I commenti a caldo, diffusi per voce di Rick McElroy, Cybersecurity strategist di VMware Carbon Black, evidenziano come l’island hopping stia avendo “un impatto crescente sulle violazioni: l’11% degli intervistati lo cita tra le cause principali. In associazione con altri rischi rappresentati da terze parti, come le applicazioni di terzi e la catena di approvvigionamento, è chiaro come l’impresa intesa nella propria interezza risulti messa sotto pressione”. “Gli ambienti a compartimenti stagni, difficili da gestire, forniscono fin da subito un vantaggio agli aggressori – prosegue McElroy -. Le evidenze dimostrano come questi ultimi prendano il sopravvento quando la sicurezza non coincide con una caratteristica intrinseca dell’ambiente. Poiché il panorama delle minacce informatiche raggiunge la saturazione, è giunto il momento di razionalizzare, pensare in modo strategico e fare chiarezza sull’implementazione della sicurezza”.
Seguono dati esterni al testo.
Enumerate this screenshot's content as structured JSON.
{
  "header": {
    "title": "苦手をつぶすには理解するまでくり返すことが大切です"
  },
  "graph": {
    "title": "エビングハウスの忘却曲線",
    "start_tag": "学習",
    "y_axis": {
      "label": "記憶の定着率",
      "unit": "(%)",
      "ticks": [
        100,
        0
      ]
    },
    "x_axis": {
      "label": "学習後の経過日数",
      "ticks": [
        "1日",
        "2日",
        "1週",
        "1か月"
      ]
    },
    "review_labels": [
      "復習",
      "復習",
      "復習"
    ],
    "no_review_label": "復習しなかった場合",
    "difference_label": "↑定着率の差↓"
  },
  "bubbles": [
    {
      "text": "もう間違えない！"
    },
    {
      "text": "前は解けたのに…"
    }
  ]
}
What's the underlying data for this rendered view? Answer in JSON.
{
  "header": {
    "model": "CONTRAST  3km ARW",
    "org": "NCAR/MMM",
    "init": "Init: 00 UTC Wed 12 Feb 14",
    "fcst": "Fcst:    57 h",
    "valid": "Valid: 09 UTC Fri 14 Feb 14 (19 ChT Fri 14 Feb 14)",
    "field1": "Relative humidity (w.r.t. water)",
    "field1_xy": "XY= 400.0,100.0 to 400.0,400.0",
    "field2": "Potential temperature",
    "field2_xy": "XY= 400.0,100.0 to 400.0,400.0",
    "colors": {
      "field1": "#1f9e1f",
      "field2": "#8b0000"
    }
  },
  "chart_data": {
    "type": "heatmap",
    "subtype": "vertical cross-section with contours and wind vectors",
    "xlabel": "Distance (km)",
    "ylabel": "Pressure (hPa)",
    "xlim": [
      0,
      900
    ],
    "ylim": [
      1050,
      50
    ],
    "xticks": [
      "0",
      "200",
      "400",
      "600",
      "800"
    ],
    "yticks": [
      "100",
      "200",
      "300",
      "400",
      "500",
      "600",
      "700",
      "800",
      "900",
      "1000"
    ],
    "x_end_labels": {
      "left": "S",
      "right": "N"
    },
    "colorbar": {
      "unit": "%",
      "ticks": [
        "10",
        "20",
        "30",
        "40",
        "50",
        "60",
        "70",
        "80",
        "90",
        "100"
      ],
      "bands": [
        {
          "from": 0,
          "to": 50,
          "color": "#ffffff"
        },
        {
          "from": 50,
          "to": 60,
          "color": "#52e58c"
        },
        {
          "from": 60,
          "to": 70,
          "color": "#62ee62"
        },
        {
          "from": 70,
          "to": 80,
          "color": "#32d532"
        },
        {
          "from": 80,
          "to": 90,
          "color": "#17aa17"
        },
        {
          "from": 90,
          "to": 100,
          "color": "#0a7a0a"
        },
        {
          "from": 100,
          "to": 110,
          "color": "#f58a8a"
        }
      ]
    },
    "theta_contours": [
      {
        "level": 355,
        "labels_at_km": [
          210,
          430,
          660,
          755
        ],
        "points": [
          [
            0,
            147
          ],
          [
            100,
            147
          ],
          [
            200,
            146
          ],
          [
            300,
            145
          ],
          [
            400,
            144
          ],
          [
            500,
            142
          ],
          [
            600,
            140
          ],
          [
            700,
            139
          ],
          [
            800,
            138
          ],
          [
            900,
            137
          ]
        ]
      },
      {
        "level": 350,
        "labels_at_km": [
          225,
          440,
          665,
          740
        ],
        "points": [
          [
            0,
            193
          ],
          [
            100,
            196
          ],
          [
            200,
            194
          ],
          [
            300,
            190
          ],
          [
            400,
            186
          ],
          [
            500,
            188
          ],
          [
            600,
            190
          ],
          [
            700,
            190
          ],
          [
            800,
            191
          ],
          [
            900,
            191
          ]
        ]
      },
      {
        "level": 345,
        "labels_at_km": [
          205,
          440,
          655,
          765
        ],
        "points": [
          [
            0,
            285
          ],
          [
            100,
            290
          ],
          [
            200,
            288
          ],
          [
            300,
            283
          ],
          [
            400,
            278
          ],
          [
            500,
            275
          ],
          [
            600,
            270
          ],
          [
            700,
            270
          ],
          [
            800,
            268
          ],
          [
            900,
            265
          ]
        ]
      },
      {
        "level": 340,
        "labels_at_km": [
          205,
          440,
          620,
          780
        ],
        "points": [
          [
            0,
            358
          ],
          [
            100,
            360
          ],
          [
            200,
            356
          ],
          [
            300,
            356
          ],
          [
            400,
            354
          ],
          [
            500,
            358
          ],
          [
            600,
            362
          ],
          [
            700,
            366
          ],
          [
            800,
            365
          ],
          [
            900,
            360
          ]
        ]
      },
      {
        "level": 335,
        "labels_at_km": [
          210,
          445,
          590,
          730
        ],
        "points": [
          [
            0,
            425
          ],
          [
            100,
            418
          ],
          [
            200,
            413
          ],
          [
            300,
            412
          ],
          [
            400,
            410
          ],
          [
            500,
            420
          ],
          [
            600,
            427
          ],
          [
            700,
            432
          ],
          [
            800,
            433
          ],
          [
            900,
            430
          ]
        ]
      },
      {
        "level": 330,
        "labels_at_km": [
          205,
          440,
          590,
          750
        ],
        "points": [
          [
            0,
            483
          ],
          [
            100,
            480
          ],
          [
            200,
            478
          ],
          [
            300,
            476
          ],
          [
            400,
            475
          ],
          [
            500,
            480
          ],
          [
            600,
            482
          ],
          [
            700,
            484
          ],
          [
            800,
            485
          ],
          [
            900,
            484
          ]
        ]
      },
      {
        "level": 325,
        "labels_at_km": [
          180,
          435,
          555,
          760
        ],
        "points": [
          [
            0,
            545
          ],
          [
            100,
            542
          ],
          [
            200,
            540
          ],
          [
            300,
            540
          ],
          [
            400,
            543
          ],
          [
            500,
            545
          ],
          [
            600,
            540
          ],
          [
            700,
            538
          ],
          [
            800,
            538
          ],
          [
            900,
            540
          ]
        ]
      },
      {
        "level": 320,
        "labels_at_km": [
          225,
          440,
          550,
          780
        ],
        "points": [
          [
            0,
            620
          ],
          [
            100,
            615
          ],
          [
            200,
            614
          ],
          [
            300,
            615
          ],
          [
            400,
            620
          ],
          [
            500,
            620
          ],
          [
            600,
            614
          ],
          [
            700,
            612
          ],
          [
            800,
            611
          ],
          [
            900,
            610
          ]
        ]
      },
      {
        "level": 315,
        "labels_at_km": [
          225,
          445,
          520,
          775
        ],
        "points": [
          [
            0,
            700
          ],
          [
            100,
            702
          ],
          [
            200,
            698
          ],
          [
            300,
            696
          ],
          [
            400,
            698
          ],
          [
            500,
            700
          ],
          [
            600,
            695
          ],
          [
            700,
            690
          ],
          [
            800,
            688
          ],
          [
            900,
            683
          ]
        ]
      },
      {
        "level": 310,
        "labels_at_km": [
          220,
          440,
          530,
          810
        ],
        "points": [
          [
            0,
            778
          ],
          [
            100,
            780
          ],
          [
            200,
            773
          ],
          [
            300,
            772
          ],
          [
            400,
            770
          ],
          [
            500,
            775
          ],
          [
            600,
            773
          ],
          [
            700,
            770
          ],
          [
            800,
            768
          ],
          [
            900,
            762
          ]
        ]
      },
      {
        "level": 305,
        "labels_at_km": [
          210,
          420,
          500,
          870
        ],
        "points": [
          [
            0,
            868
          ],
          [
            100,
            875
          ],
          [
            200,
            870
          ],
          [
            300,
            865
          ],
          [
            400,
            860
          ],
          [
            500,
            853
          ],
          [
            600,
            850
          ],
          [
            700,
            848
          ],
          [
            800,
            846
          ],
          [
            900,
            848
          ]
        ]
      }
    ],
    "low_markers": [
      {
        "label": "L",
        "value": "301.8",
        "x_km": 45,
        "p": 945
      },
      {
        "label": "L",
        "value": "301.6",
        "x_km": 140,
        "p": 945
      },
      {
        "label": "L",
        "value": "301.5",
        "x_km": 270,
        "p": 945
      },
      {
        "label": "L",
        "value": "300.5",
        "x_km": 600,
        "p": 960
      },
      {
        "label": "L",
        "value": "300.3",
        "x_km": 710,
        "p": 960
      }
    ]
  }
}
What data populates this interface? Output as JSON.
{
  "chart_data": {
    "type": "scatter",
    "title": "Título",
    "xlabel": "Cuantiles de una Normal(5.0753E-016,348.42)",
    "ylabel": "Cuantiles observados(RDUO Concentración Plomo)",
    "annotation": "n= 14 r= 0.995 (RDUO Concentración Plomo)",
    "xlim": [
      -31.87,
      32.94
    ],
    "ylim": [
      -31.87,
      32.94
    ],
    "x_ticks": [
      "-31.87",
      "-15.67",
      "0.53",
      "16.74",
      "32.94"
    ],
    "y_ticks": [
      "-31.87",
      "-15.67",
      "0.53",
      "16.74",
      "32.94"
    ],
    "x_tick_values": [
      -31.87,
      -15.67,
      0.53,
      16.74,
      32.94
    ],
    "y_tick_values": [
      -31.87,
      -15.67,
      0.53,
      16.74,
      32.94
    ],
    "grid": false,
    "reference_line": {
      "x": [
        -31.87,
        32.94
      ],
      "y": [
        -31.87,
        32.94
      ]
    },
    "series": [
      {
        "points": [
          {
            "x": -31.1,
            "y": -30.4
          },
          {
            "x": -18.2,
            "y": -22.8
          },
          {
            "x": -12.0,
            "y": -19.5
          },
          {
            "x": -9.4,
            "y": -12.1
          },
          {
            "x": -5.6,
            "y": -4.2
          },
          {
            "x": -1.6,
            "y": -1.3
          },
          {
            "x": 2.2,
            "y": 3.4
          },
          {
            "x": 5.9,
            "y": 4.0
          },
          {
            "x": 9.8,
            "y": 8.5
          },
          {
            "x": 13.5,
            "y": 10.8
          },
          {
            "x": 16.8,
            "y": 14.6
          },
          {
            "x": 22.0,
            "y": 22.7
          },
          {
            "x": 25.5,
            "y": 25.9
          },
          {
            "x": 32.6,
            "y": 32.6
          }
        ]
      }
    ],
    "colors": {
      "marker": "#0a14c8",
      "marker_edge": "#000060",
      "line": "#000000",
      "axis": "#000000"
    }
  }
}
Quanto, infine, alla situazione post-Covid, McElroy chiarisce che lo scenario venutosi a creare “ha puntato i riflettori sulla resilienza del business e sulla pianificazione del ripristino d’emergenza. Le organizzazioni che hanno ritardato l’adozione dell’autenticazione multifattoriale sembrano trovarsi a dover affrontare notevoli sfide. Il 25% degli intervistati italiani, infatti, afferma che l’incapacità di implementare l’Mfa rappresenti la più grande minaccia alla resilienza del business che si trovano a dover affrontare in questo momento”.

“I risultati dell’indagine 2020 – conclude – suggeriscono come i team di sicurezza debbano lavorare in tandem con i leader aziendali per spostare il potere dagli aggressori ai difensori. Dobbiamo inoltre collaborare con i team IT e lavorare per rimuovere la complessità che sta appesantendo il modello attuale. Costruendo la sicurezza in modo intrinseco nel tessuto dell’impresa, con applicazioni, cloud e dispositivi, i team possono ridurre significativamente la superficie suscettibile di attacchi, ottenere una maggiore visibilità sulle minacce e capire dove esistono vulnerabilità di security”.